I think it would be virtually impossible to determine brass from bronze via photograph. eBay is a counterfeiters dream. Even with a piece in hand, I think you would have to resort to chemistry to have a definitive answer.
I've kind of been thinking along those lines. A few pointers I give to folks who ask, is to consider whether the object at hand is typically made of one alloy or the other, for a reason. Fine statuary is made of bronze to pick up fine detail since art bronze expands slightly in the mold before it sets. Ordinary household wallplates for light switches would normally be made of brass because bronze isn't required for that function.

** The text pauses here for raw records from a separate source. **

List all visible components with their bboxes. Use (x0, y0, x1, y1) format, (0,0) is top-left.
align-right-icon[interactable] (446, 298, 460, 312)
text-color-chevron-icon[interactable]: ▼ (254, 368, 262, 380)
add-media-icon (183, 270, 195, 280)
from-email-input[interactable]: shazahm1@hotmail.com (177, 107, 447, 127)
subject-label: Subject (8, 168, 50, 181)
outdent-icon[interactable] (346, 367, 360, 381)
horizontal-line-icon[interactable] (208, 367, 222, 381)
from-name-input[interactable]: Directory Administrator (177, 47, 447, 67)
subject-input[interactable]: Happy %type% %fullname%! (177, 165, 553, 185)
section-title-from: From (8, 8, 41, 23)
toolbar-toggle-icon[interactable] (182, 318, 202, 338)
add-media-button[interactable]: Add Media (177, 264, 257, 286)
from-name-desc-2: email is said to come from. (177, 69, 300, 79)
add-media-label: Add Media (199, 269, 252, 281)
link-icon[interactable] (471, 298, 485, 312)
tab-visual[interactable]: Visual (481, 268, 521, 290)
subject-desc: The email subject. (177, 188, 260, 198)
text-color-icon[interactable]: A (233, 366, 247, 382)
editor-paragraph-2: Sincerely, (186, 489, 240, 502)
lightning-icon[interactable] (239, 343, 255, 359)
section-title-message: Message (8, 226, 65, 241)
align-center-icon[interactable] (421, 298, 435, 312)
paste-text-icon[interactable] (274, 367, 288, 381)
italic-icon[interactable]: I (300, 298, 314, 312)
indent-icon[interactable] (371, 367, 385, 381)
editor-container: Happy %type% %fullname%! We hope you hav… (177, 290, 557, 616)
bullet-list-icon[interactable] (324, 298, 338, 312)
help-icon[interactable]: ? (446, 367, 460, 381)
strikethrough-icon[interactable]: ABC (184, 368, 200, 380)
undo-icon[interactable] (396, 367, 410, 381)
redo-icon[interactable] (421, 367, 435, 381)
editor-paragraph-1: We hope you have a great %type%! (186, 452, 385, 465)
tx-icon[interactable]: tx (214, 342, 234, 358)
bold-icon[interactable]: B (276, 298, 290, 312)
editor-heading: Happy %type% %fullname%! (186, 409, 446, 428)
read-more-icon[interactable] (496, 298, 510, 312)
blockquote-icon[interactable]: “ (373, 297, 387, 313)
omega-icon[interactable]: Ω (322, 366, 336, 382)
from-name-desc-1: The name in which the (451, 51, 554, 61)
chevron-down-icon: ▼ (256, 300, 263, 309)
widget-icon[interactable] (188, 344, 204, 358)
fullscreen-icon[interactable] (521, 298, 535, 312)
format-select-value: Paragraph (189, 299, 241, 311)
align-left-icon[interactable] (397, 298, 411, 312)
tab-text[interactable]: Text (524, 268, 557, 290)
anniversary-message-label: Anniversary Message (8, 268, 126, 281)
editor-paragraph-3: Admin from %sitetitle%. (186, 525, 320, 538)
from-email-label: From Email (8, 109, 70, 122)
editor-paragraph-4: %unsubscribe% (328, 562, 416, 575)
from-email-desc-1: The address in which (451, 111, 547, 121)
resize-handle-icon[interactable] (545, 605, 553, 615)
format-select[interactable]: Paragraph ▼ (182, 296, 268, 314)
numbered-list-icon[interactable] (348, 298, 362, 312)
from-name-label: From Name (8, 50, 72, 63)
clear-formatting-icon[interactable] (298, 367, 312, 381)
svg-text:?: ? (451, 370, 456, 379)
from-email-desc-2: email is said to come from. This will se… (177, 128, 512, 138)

Gunmetal bronze is very hard stuff, much harder than brass. I tried to stamp some small letters in it one time and had to strike the metal stamp over and over.
If you ever really, really have to know and there's money at stake, take the item to a scrap dealer. These days they are all equipped with a "gun" that is a handheld spectral analyzer. it zaps the sample with an intense spark that vaporizes a tiny patch of metal then instantly decodes the spectrum of light emitted, and gives a printout of the top 20 elements and their percentages. The spot chosen to zap has to be completely cleaned of all oxide etc. or all the components of that will contaminate the results. If you know the scrap dealer he might do it as a favor, otherwise they may want to charge you something, or they may not want to do it at all unless you are doing other business with them.
Not all of the guns will ID all of the elements. I wanted to buy some zinc recently and a dealer told me he had no way to tell it from lead or whatever since his zapper was not programmed to identify zinc. That seems strange since it will identify brass vs. bronze, so I suspect he was giving me a line of b.s.